Sur les réseaux sociaux comme le désormais
célébrissime Facebook, fleurissent des groupes proposant des
intitulés tels que « Pour que les médias [...]
arrétent de faire peur et de mentir aux gens ", « Le vrai visage de
l'islam, pas celui des médias ", « Pour que les médias
arrêtent de salir l'islam ", ou encore « Contre l'association
d'islamiste à terroriste ", etc.
A noter que, dans chacun de ces groupes, dans la partie «
description ", les médias sont systématiquement
incriminés. Qualifiés de « manipulateurs " et «
mensongers " il leur est également reproché d'être
manipulés par le monde politique.
Plus largement, sur les forums et salons de discussions
virtuels on retrouve un même engouement pour ce sujet. L' « islam
médiatique " semble déchaîner les passions et ce, quelle
que soit la tranche d'age puisque, méme les ados en discutent.

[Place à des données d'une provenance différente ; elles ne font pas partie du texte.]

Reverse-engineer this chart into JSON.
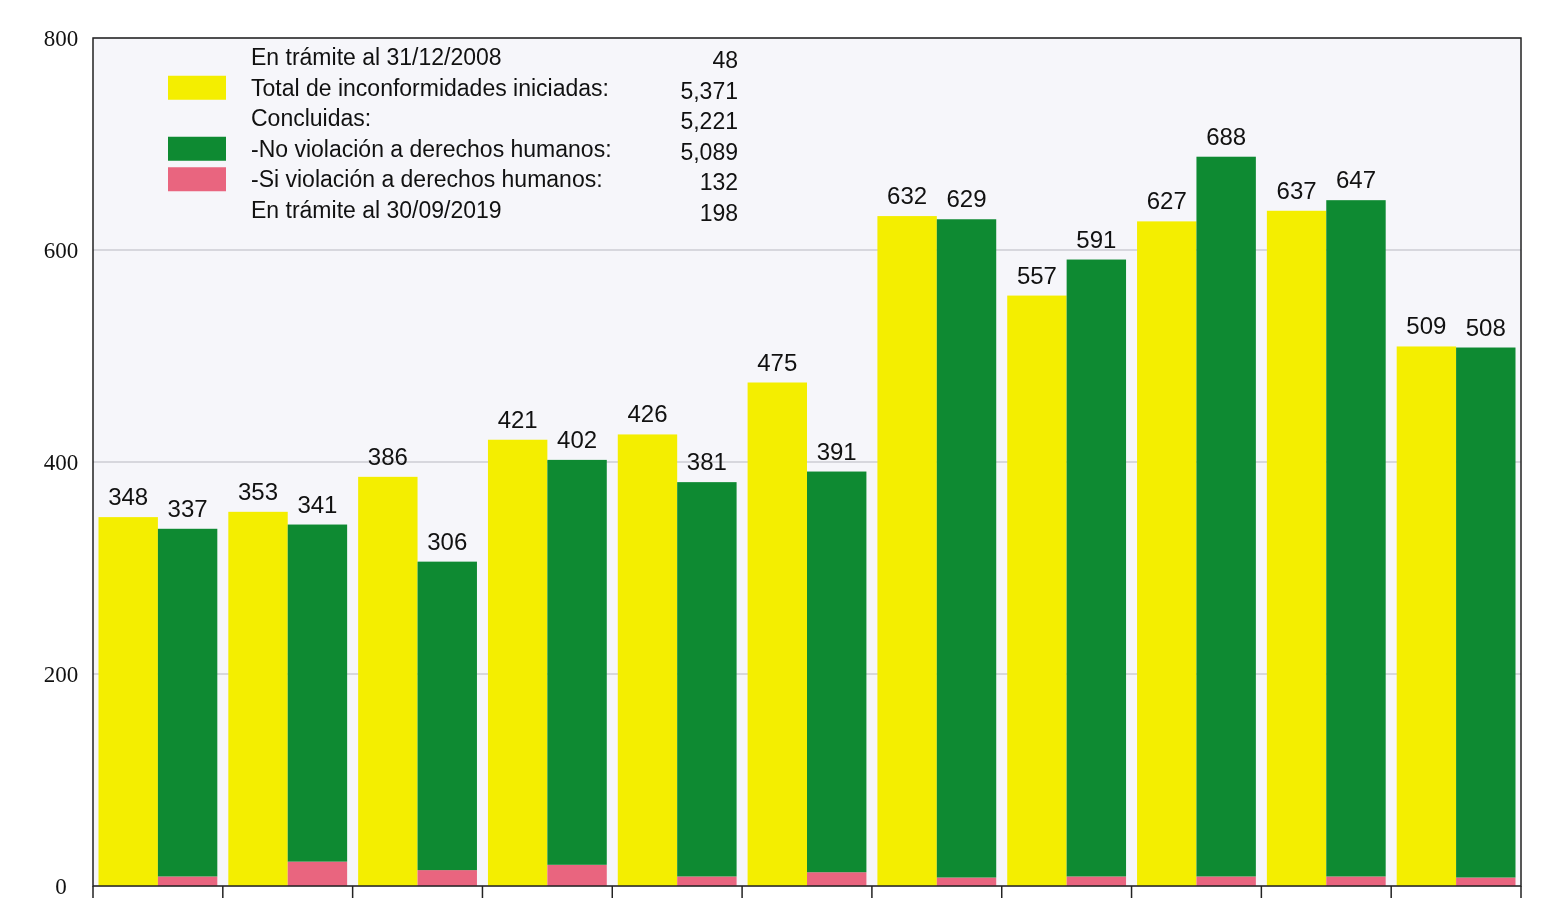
{
  "chart_data": {
    "type": "bar",
    "stacked": true,
    "categories": [
      null,
      null,
      null,
      null,
      null,
      null,
      null,
      null,
      null,
      null,
      null,
      null,
      null,
      null,
      null,
      null,
      null,
      null,
      null,
      null,
      null,
      null
    ],
    "series": [
      {
        "name": "Total de inconformidades iniciadas:",
        "color": "#f4ee00",
        "values": [
          348,
          null,
          353,
          null,
          386,
          null,
          421,
          null,
          426,
          null,
          475,
          null,
          632,
          null,
          557,
          null,
          627,
          null,
          637,
          null,
          509,
          null
        ],
        "value_labels": [
          "348",
          null,
          "353",
          null,
          "386",
          null,
          "421",
          null,
          "426",
          null,
          "475",
          null,
          "632",
          null,
          "557",
          null,
          "627",
          null,
          "637",
          null,
          "509",
          null
        ]
      },
      {
        "name": "-Si violación a derechos humanos:",
        "color": "#e9657f",
        "values": [
          null,
          9,
          null,
          23,
          null,
          15,
          null,
          20,
          null,
          9,
          null,
          13,
          null,
          8,
          null,
          9,
          null,
          9,
          null,
          9,
          null,
          8
        ]
      },
      {
        "name": "-No violación a derechos humanos:",
        "color": "#0e8a32",
        "values": [
          null,
          328,
          null,
          318,
          null,
          291,
          null,
          382,
          null,
          372,
          null,
          378,
          null,
          621,
          null,
          582,
          null,
          679,
          null,
          638,
          null,
          500
        ]
      }
    ],
    "totals": [
      null,
      "337",
      null,
      "341",
      null,
      "306",
      null,
      "402",
      null,
      "381",
      null,
      "391",
      null,
      "629",
      null,
      "591",
      null,
      "688",
      null,
      "647",
      null,
      "508"
    ],
    "ylim": [
      0,
      800
    ],
    "yticks": [
      0,
      200,
      400,
      600,
      800
    ],
    "grid": "y",
    "legend": "top left",
    "tick_labels": "y",
    "annotations": [
      "En trámite al 31/12/2008",
      "48",
      "5,371",
      "Concluidas:",
      "5,221",
      "5,089",
      "132",
      "En trámite al 30/09/2019",
      "198"
    ]
  }
}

Beaucoup
s'interrogent : « Que pensez-vous du traitement de l'islam dans les
médias ? " (
Bladi.net), « Pourquoi les
médias ont pris l'islam et les musulmans pour cibles ? ", «
Pensez-vous que les médias donnent une mauvaise image de l'islam de
France ? " (Yahoo
Questions.fr) et d'interminables
sujets de discussions sont disponibles sur Internet (« La diabolisation de
l'islam par le biais des médias", « L'islam présenté
par les médias et le vrai islam ").
En revanche, si l'on tape les mots-clefs « juifs,
médias ", il n'y a aucun sujet similaire. Personne ne semble remettre en
cause le traitement médiatique de la religion juive. C'est même
plutôt le questionnement inverse qui apparaît (NDA : par
exemple « Pourquoi y-a-t-il autant de juifs dans les médias ?
").
Par ailleurs, l'entrée « chrétiens,
médias " ne permet de retrouver aucune critique particulière
concernant le traitement médiatique de la religion chrétienne.
Pour conclure, il apparaît donc que seul l'islam fasse
l'objet d'autant d'interrogations concernant son traitement médiatique.
Adultes, jeunes, musulmans, non musulmans, les individus semblent
s'intéresser en masse au sujet. Plus qu'un simple constat
effectué par des experts chevronnés, on assiste aujourd'hui en la
matière à un véritable débat public.
La question de la représentation que font les
médias français de l'islam est donc une question qui a une forte
existence dans la sphère publique et privée, chez les
particuliers autant que chez les professionnels. Bien plus qu'une simple
idée ou rumeur populaire, la critique de la couverture médiatique
française de l'islam et des musulmans est aujourd'hui produite et
validée par des experts crédibles et documentés qui
appuient leurs conclusions sur des analyses rigoureuses et impartiales.
De leur côté, depuis les années 2000, des
auteurs issus de divers horizons ont même trouvé en ce sujet,
matière à rédiger des ouvrages de centaines de pages.
3) Des auteurs qui s'alarment :
« Je ne suis pas du tout fasciné par l'islam.
Ce
qui m'intéresse davantage c'est en quoi et comment,
dans la
société française, l'islam est utilisé,
fabriqué
et instrumentalisé à d'autres fins. Et cela
nous
concerne tous collectivement. "
Thomas Deltombe, journaliste.
En ce début de XXIème siècle,
riche en affrontements géopolitiques, la question de la
représentation que les médias offrent de l'islam semble avoir
cristallisé nombre de tensions. Sous-tendue par de multiples
phénomènes connexes, cette question est complexe, transversale,
et en cela elle nécessite des centaines de pages d'exposé.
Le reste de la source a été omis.